CHIEF JUSTICE STANDS AGAINST INTERFERENCE …Sends Caveat to Executive, Legislature, Others

The Chief Justice of Supreme Court of Liberia, Sie-A-Nyene G. Yuoh, has sent a caveat to the Executive and Legislative Branches of Government not to interfere with the operations and enforcement of the Court’s Mandates.

Article 65 of the Liberian Constitution vests in the Supreme Court and such subordinate courts as established by the Legislature the Judicial power of the Republic.

The said Article also provides that judgments of the Supreme Court are final and binding and that they shall not be subjected to appeal or reviewed by any other branch of Government.

This provision of the constitution, Justice Yuoh noted has three indispensable features, which are the judgment of the Supreme Court, finalization of a matter decided by the court and the binding of decision on all authorities, throughout the Republic of Liberia .

Justice Yuoh mentioned that it is disturbing to note that in recent times, the Supreme Court continues to receive reports of interference in the enforcement of courts’ judgments.

Justice Yuoh believes it is important to elevate the conversation on the growing waves of interference by the public and some members of the government.

She noted that it has become a normal practice for the public to obstruct the enforcement of courts’ decisions.

Yuoh mentioned that lawyers who ought to act in adherence to the law will rather take liberty in filing frivolous and unmeritorious petitions, all with the sole purpose of frustrating and delaying the enforcement of courts’ judgment.

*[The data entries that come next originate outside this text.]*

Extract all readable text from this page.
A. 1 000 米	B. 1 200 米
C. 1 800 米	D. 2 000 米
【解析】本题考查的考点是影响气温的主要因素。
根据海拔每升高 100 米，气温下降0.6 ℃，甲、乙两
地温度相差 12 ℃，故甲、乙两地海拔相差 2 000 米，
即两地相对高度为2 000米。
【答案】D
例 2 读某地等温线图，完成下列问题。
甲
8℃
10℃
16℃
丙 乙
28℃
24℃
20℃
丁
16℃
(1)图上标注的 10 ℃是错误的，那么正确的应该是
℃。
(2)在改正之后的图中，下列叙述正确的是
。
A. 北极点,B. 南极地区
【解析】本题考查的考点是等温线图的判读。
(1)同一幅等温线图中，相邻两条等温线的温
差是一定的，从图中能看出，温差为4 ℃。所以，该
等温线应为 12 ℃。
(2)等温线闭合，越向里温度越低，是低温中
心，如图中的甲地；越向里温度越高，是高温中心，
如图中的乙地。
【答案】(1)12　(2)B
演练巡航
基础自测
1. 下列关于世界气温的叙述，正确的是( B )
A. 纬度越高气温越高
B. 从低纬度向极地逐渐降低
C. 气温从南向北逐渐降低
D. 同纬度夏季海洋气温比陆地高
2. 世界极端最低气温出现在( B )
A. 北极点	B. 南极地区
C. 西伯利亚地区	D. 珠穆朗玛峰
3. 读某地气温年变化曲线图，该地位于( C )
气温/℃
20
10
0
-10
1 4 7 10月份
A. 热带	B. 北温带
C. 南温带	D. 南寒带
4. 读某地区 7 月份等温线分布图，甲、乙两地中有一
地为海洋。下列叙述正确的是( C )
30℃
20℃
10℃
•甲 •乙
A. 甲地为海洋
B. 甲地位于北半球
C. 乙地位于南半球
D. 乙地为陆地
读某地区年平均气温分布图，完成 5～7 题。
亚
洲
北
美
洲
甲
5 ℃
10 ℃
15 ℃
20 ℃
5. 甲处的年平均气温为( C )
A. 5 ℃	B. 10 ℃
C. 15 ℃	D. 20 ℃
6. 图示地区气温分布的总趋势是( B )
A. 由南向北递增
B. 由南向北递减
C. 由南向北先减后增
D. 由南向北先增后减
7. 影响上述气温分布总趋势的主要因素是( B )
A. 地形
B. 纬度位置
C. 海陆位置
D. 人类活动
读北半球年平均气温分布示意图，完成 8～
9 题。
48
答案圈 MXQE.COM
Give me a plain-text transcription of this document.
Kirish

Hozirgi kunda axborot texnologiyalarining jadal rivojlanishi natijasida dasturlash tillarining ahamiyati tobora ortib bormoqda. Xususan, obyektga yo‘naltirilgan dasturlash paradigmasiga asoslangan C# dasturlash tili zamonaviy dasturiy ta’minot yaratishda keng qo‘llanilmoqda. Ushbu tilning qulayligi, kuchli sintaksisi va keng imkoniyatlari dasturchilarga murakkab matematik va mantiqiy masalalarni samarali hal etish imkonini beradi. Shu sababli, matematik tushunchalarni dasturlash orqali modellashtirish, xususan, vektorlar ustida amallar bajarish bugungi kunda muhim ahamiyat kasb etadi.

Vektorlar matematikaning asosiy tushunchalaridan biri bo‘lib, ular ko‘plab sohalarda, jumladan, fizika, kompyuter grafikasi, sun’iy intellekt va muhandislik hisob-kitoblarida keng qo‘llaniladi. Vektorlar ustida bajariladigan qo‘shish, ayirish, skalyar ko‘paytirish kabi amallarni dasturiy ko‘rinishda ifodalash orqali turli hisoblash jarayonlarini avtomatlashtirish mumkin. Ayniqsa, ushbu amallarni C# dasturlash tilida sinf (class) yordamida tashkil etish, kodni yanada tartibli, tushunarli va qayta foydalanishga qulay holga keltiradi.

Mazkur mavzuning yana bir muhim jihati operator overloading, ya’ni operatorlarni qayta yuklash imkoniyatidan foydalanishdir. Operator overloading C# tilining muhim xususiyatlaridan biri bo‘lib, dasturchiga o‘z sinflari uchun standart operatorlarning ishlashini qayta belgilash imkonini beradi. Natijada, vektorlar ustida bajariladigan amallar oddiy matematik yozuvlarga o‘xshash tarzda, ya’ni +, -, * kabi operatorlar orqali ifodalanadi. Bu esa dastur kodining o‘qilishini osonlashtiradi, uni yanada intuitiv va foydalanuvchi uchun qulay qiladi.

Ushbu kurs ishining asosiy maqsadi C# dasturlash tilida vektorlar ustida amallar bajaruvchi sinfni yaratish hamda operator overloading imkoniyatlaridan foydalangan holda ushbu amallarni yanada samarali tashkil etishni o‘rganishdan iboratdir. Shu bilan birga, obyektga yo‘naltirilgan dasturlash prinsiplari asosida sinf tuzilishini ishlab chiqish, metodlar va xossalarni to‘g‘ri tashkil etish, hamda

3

“It is high time that the Supreme Court must do the needful to curb, if not to eradicate, the dilatory tactics of lawyers in all such instances,” she added.

Justice Yuoh mentioned that full adherence is expected to the principle of law which states: “Every court entering a decree retains jurisdiction until its judgment is fully satisfied, and that parties appearing before the courts are required to proceed in strict compliance with the order of the courts.”

The Supreme Court prefers that strict compliance and satisfaction be accorded its mandate in terms of enforcement, and subsequently, lawyers utilize the relevant provision of the law in pursuing their client’s interest in the disputed property.

In this connection, she reiterates her unwavering stance on the strict administration of justice in the interest of peace, harmony, and stability in Liberia.

To undo the situation, she announced that the Supreme Court shall embark on the constitution review committees on the revised rules of the courts, the code of moral and professional ethics lawyers, and the judicial cannons with the end purpose of reviewing the present instruments, identifying challenges and shortcomings.

This is intended to but not limited to dealing with the interference with the courts’ judgments, curbing the wave of unmeritorious filing by lawyers and party litigants petition for a writ of prohibition, and other remedial processes which often times are responsible for the protracted delay in the adjudication of cases, or frustrating the execution of judgments in our courts.